Danach wurde es lange Zeit ruhiger um den Zollbeamten in Innsbruck, dessen Ehe mit der Südtirolerin Miriam Ende November 2015 scheiterte.
Am 26. Februar 2016 lief die FIS-Sperre von Dürr ab, den lebenslangen Ausschluss aus dem ÖSV bekämpfte er auf dem Rechtsweg und wurde im November 2016 nach einer außergerichtlichen Einigung wieder als Verbandsmitglied geführt.
Trotz Dopings verpasst Dürr WM-Qualifikation
Ab dem Jahr 2018 arbeitete Dürr an einem Comeback im Leistungssport und sammelte im Sommer 2018 via Crowdfunding laut Website 40.000 Euro, um den Wiedereinstieg finanzieren zu können. Sein Ziel war, sich auch ohne Unterstützung des ÖSV für die nordische Heim-WM 2019 in Seefeld zu qualifizieren. Parallel arbeitete er mit Autor Martin Prinz an einem Buch, das unter dem Titel "Der Weg zurück" kurz vor der Seefeld-WM erschien.
Doch mehr Aufmerksamkeit erhielt er abseits der Loipen. Im Vorfeld der WM ließ Dürr mit einer Beichte in einer am 17. Jänner ausgestrahlten ARD-Dokumentation aufhorchen. Dabei gestand der mittlerweile 31-Jährige, vor Olympia neben EPO- auch Eigenblutdoping betrieben zu haben.
Am Weg zurück scheiterte Dürr klar. Bei FIS-Rennen im Februar kam er nicht unter die besten 45 und konnte sich daher auch nicht für die WM qualifizieren. Und das offenbar trotz Doping.
Denn im Zuge der "Operation Aderlass", die während der WM in Seefeld den nächsten Dopingskandal aufdeckte und am 27. Februar in Seefeld und Erfurt zur Festnahme von neun Personen führte, geriet auch Dürr wieder ins Zwielicht. Dabei hatten erst Dürrs Aussagen in der ARD-Dokumentation die Dopingermittlungen ins Rollen gebracht.
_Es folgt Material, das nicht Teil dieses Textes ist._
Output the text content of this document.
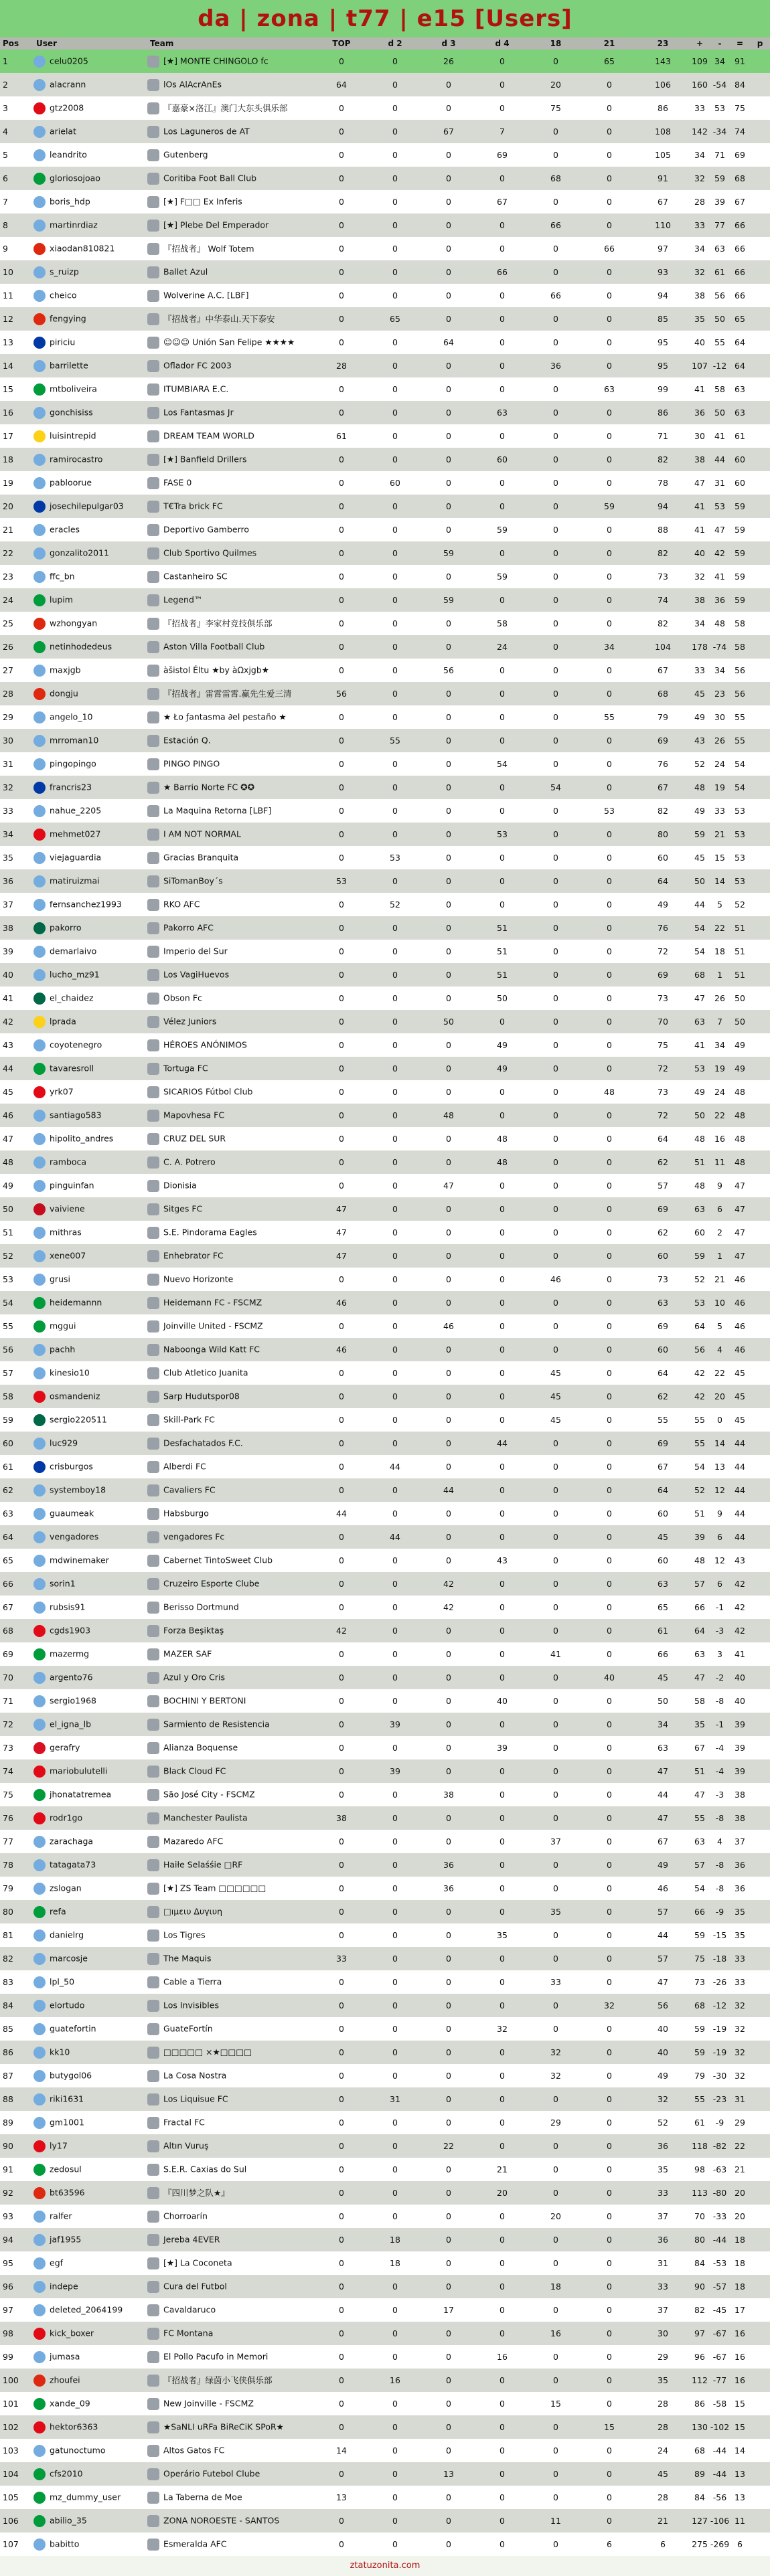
da | zona | t77 | e15 [Users]
Pos	User	Team	TOP	d 2	d 3	d 4	18	21	23	+	-	=	p
1	celu0205	[★] MONTE CHINGOLO fc	0	0	26	0	0	65	143	109	34	91	
2	alacrann	lOs AlAcrAnEs	64	0	0	0	20	0	106	160	-54	84	
3	gtz2008	『嘉豪×洛江』澳门大东头俱乐部	0	0	0	0	75	0	86	33	53	75	
4	arielat	Los Laguneros de AT	0	0	67	7	0	0	108	142	-34	74	
5	leandrito	Gutenberg	0	0	0	69	0	0	105	34	71	69	
6	gloriosojoao	Coritiba Foot Ball Club	0	0	0	0	68	0	91	32	59	68	
7	boris_hdp	[★] F□□ Ex Inferis	0	0	0	67	0	0	67	28	39	67	
8	martinrdiaz	[★] Plebe Del Emperador	0	0	0	0	66	0	110	33	77	66	
9	xiaodan810821	『招战者』 Wolf Totem	0	0	0	0	0	66	97	34	63	66	
10	s_ruizp	Ballet Azul	0	0	0	66	0	0	93	32	61	66	
11	cheico	Wolverine A.C. [LBF]	0	0	0	0	66	0	94	38	56	66	
12	fengying	『招战者』中华泰山.天下泰安	0	65	0	0	0	0	85	35	50	65	
13	piriciu	☺☺☺ Unión San Felipe ★★★★	0	0	64	0	0	0	95	40	55	64	
14	barrilette	Oflador FC 2003	28	0	0	0	36	0	95	107	-12	64	
15	mtboliveira	ITUMBIARA E.C.	0	0	0	0	0	63	99	41	58	63	
16	gonchisiss	Los Fantasmas Jr	0	0	0	63	0	0	86	36	50	63	
17	luisintrepid	DREAM TEAM WORLD	61	0	0	0	0	0	71	30	41	61	
18	ramirocastro	[★] Banfield Drillers	0	0	0	60	0	0	82	38	44	60	
19	pabloorue	FASE 0	0	60	0	0	0	0	78	47	31	60	
20	josechilepulgar03	T€Tra brick FC	0	0	0	0	0	59	94	41	53	59	
21	eracles	Deportivo Gamberro	0	0	0	59	0	0	88	41	47	59	
22	gonzalito2011	Club Sportivo Quilmes	0	0	59	0	0	0	82	40	42	59	
23	ffc_bn	Castanheiro SC	0	0	0	59	0	0	73	32	41	59	
24	lupim	Legend™	0	0	59	0	0	0	74	38	36	59	
25	wzhongyan	『招战者』李家村竞技俱乐部	0	0	0	58	0	0	82	34	48	58	
26	netinhodedeus	Aston Villa Football Club	0	0	0	24	0	34	104	178	-74	58	
27	maxjgb	àšistol Éltu ★by àΩxjgb★	0	0	56	0	0	0	67	33	34	56	
28	dongju	『招战者』雷霄雷霄.赢先生爱三清	56	0	0	0	0	0	68	45	23	56	
29	angelo_10	★ Ło ƒantasma ∂el pestaño ★	0	0	0	0	0	55	79	49	30	55	
30	mrroman10	Estación Q.	0	55	0	0	0	0	69	43	26	55	
31	pingopingo	PINGO PINGO	0	0	0	54	0	0	76	52	24	54	
32	francris23	★ Barrio Norte FC ✪✪	0	0	0	0	54	0	67	48	19	54	
33	nahue_2205	La Maquina Retorna [LBF]	0	0	0	0	0	53	82	49	33	53	
34	mehmet027	I AM NOT NORMAL	0	0	0	53	0	0	80	59	21	53	
35	viejaguardia	Gracias Branquita	0	53	0	0	0	0	60	45	15	53	
36	matiruizmai	SiTomanBoy´s	53	0	0	0	0	0	64	50	14	53	
37	fernsanchez1993	RKO AFC	0	52	0	0	0	0	49	44	5	52	
38	pakorro	Pakorro AFC	0	0	0	51	0	0	76	54	22	51	
39	demarlaivo	Imperio del Sur	0	0	0	51	0	0	72	54	18	51	
40	lucho_mz91	Los VagiHuevos	0	0	0	51	0	0	69	68	1	51	
41	el_chaidez	Obson Fc	0	0	0	50	0	0	73	47	26	50	
42	lprada	Vélez Juniors	0	0	50	0	0	0	70	63	7	50	
43	coyotenegro	HÉROES ANÓNIMOS	0	0	0	49	0	0	75	41	34	49	
44	tavaresroll	Tortuga FC	0	0	0	49	0	0	72	53	19	49	
45	yrk07	SICARIOS Fútbol Club	0	0	0	0	0	48	73	49	24	48	
46	santiago583	Mapovhesa FC	0	0	48	0	0	0	72	50	22	48	
47	hipolito_andres	CRUZ DEL SUR	0	0	0	48	0	0	64	48	16	48	
48	ramboca	C. A. Potrero	0	0	0	48	0	0	62	51	11	48	
49	pinguinfan	Dionisia	0	0	47	0	0	0	57	48	9	47	
50	vaiviene	Sitges FC	47	0	0	0	0	0	69	63	6	47	
51	mithras	S.E. Pindorama Eagles	47	0	0	0	0	0	62	60	2	47	
52	xene007	Enhebrator FC	47	0	0	0	0	0	60	59	1	47	
53	grusi	Nuevo Horizonte	0	0	0	0	46	0	73	52	21	46	
54	heidemannn	Heidemann FC - FSCMZ	46	0	0	0	0	0	63	53	10	46	
55	mggui	Joinville United - FSCMZ	0	0	46	0	0	0	69	64	5	46	
56	pachh	Naboonga Wild Katt FC	46	0	0	0	0	0	60	56	4	46	
57	kinesio10	Club Atletico Juanita	0	0	0	0	45	0	64	42	22	45	
58	osmandeniz	Sarp Hudutspor08	0	0	0	0	45	0	62	42	20	45	
59	sergio220511	Skill-Park FC	0	0	0	0	45	0	55	55	0	45	
60	luc929	Desfachatados F.C.	0	0	0	44	0	0	69	55	14	44	
61	crisburgos	Alberdi FC	0	44	0	0	0	0	67	54	13	44	
62	systemboy18	Cavaliers FC	0	0	44	0	0	0	64	52	12	44	
63	guaumeak	Habsburgo	44	0	0	0	0	0	60	51	9	44	
64	vengadores	vengadores Fc	0	44	0	0	0	0	45	39	6	44	
65	mdwinemaker	Cabernet TintoSweet Club	0	0	0	43	0	0	60	48	12	43	
66	sorin1	Cruzeiro Esporte Clube	0	0	42	0	0	0	63	57	6	42	
67	rubsis91	Berisso Dortmund	0	0	42	0	0	0	65	66	-1	42	
68	cgds1903	Forza Beşiktaş	42	0	0	0	0	0	61	64	-3	42	
69	mazermg	MAZER SAF	0	0	0	0	41	0	66	63	3	41	
70	argento76	Azul y Oro Cris	0	0	0	0	0	40	45	47	-2	40	
71	sergio1968	BOCHINI Y BERTONI	0	0	0	40	0	0	50	58	-8	40	
72	el_igna_lb	Sarmiento de Resistencia	0	39	0	0	0	0	34	35	-1	39	
73	gerafry	Alianza Boquense	0	0	0	39	0	0	63	67	-4	39	
74	mariobulutelli	Black Cloud FC	0	39	0	0	0	0	47	51	-4	39	
75	jhonatatremea	São José City - FSCMZ	0	0	38	0	0	0	44	47	-3	38	
76	rodr1go	Manchester Paulista	38	0	0	0	0	0	47	55	-8	38	
77	zarachaga	Mazaredo AFC	0	0	0	0	37	0	67	63	4	37	
78	tatagata73	Haiłe Selaśśie □RF	0	0	36	0	0	0	49	57	-8	36	
79	zslogan	[★] ZS Team □□□□□□	0	0	36	0	0	0	46	54	-8	36	
80	refa	□ıμειυ Δυγιυη	0	0	0	0	35	0	57	66	-9	35	
81	danielrg	Los Tigres	0	0	0	35	0	0	44	59	-15	35	
82	marcosje	The Maquis	33	0	0	0	0	0	57	75	-18	33	
83	lpl_50	Cable a Tierra	0	0	0	0	33	0	47	73	-26	33	
84	elortudo	Los Invisibles	0	0	0	0	0	32	56	68	-12	32	
85	guatefortin	GuateFortín	0	0	0	32	0	0	40	59	-19	32	
86	kk10	□□□□□ ×★□□□□	0	0	0	0	32	0	40	59	-19	32	
87	butygol06	La Cosa Nostra	0	0	0	0	32	0	49	79	-30	32	
88	riki1631	Los Liquisue FC	0	31	0	0	0	0	32	55	-23	31	
89	gm1001	Fractal FC	0	0	0	0	29	0	52	61	-9	29	
90	ly17	Altın Vuruş	0	0	22	0	0	0	36	118	-82	22	
91	zedosul	S.E.R. Caxias do Sul	0	0	0	21	0	0	35	98	-63	21	
92	bt63596	『四川梦之队★』	0	0	0	20	0	0	33	113	-80	20	
93	ralfer	Chorroarín	0	0	0	0	20	0	37	70	-33	20	
94	jaf1955	Jereba 4EVER	0	18	0	0	0	0	36	80	-44	18	
95	egf	[★] La Coconeta	0	18	0	0	0	0	31	84	-53	18	
96	indepe	Cura del Futbol	0	0	0	0	18	0	33	90	-57	18	
97	deleted_2064199	Cavaldaruco	0	0	17	0	0	0	37	82	-45	17	
98	kick_boxer	FC Montana	0	0	0	0	16	0	30	97	-67	16	
99	jumasa	El Pollo Pacufo in Memori	0	0	0	16	0	0	29	96	-67	16	
100	zhoufei	『招战者』绿茵小飞侠俱乐部	0	16	0	0	0	0	35	112	-77	16	
101	xande_09	New Joinville - FSCMZ	0	0	0	0	15	0	28	86	-58	15	
102	hektor6363	★SaNLI uRFa BiReCiK SPoR★	0	0	0	0	0	15	28	130	-102	15	
103	gatunoctumo	Altos Gatos FC	14	0	0	0	0	0	24	68	-44	14	
104	cfs2010	Operário Futebol Clube	0	0	13	0	0	0	45	89	-44	13	
105	mz_dummy_user	La Taberna de Moe	13	0	0	0	0	0	28	84	-56	13	
106	abilio_35	ZONA NOROESTE - SANTOS	0	0	0	0	11	0	21	127	-106	11	
107	babitto	Esmeralda AFC	0	0	0	0	0	6	6	275	-269	6	
ztatuzonita.com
Er soll von den aufgeflogenen ÖSV-Langläufern Max Hauke und Dominik Baldauf belastet worden sein und wurde am Dienstag, eine Woche vor seinem 32. Geburtstag, in Innsbruck wegen des Verdachts des Sportbetrugs festgenommen.
Im Zuge der Einvernahme gestand Dürr laut Staatsanwaltschaft Innsbruck, dass er selbst bis vor kurzem Eigenblutdoping betrieben habe und sich dabei vom Erfurter Sportmediziner Mark S., der im Zentrum des aktuellen Skandals steht, behandeln ließ. Am späten Dienstagabend wurde Dürr wieder enthaftet.